At, avrat, silah, ‘cep’
Turp olduğunu zannettiğim bir sebzeden bıçakla oyulup kesilerek yapılmış “kağnı”nın da hakkını yememeliyim.. Öküzü vesairesi ile gerçek bir kağnı!
Masanın ortasına konulmuş “çerez tabakları”nın ortasındaki şekerden yapılmış “ibrikler” ise Ankara Palas’ın mutfağında gerçek bir heykeltıraş olduğunu düşündürttü bana..
Başbakan biliyorsunuz siyaset yaşamına “Milli Görüş” geleneğinden girdi. Bu gelenek, toplantıların hiçbir zaman ilan edildiği saatte başlamamasını ve randevulara hiçbir şekilde zamanında gidilmemesini öngörüyor! Bu kez gecikme “kabul edilebilir süre” sınırları içinde kaldı ki, bu da Başbakan’ın sadece siyasi olarak değil, davranış kalıpları açısından da Erbakan Hoca’dan iyice uzaklaştığını gösteren bir ayrıntı..
Dikkatimi çeken bir başka konu çoğu kişinin cep telefonlarını kapatma gereğini duymamış olmasıydı. Nitekim bir arkadaşımız cep telefonuna SMS ile gelen bir “son dakika haberi”ni okudu ve onunla ilgili bir soru bile sordu!
Sanırım dünyada cep telefonlarından bir daha asla ayrılmayacak tek bir ulus varsa o da Türklerdir! Belki “at, avrat, silah” şeklindeki “motto”muza bir de bunu eklemeliyiz: At, avrat, silah, cep telefonu!

‘Frekans sorunu’, çok açık
Fikret Bila ile yaptığımız iş bölümünde bana daha çok “dedikodu” kısmı düştü.
Sohbetin ayrıntılarını Bila’nın köşesinde okuyabileceksiniz..
Ciddiyete dönecek olursam şunu anlatabilirim: Başbakan, Kıbrıs konusuna ayırdığı bu “sohbet” toplantısında basını “sansür”e davet etti..

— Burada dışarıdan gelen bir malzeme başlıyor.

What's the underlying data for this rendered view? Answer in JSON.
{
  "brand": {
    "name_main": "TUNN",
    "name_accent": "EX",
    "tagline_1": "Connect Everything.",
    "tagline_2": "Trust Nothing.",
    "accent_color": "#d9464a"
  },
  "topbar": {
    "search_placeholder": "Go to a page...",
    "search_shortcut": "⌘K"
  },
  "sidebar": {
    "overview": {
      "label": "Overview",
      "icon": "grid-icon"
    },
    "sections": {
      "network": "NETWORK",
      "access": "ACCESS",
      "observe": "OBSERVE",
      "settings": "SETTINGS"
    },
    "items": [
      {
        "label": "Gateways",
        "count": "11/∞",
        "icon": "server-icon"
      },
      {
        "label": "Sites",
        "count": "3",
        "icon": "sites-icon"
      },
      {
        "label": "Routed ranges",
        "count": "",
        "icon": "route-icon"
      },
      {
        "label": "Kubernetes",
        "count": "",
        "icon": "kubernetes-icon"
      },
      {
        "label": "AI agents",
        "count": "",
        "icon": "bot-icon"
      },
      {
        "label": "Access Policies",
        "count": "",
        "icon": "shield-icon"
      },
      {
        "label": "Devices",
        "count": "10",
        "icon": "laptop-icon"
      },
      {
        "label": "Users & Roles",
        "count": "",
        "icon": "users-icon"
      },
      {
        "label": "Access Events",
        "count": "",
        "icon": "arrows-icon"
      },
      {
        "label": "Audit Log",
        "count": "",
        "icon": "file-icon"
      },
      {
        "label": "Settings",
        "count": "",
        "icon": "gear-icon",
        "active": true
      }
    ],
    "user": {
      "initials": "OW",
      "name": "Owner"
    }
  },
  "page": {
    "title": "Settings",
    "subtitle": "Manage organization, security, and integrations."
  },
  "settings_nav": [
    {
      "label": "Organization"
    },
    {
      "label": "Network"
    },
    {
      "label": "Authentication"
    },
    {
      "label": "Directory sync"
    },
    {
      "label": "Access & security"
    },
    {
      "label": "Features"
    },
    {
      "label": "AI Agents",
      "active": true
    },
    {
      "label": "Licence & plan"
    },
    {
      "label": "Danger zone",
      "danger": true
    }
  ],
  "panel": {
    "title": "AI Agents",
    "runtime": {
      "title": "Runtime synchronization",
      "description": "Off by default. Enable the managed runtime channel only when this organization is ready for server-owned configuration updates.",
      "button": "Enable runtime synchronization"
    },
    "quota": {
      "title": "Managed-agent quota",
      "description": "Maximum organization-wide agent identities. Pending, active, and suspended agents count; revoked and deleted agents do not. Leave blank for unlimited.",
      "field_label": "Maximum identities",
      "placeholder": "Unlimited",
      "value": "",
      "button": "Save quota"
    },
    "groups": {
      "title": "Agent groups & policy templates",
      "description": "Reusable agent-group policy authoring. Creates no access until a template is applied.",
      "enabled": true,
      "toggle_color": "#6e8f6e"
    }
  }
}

Denktaş’ın her görüşme sonrasında medyanın karşısına çıkıp içeride olan bitenleri anlatması belli ki Başbakan’ı tedirgin ediyor. Bu davranışın kamuoyunda gereksiz tartışmalara yol açabileceğinden ve bunun da Rum kesimini tahrik edebileceğinden çekiniyor.
Ama bunu neden doğrudan Denktaş’a değil de bizlere söylediğini doğrusu anlayamadım. Bence sadece bu bile Denktaş ile Türk hükümeti arasında bazı “frekans” sorunları olduğunu gösteren bir örnek.
Gerçi Başbakan Erdoğan “Biz Denktaş ile hasım değil, siyasi hısım sayılırız” diye özellikle vurguladı ama ben bunu daha çok “ikimiz de sağcıyız” anlamında yorumladım.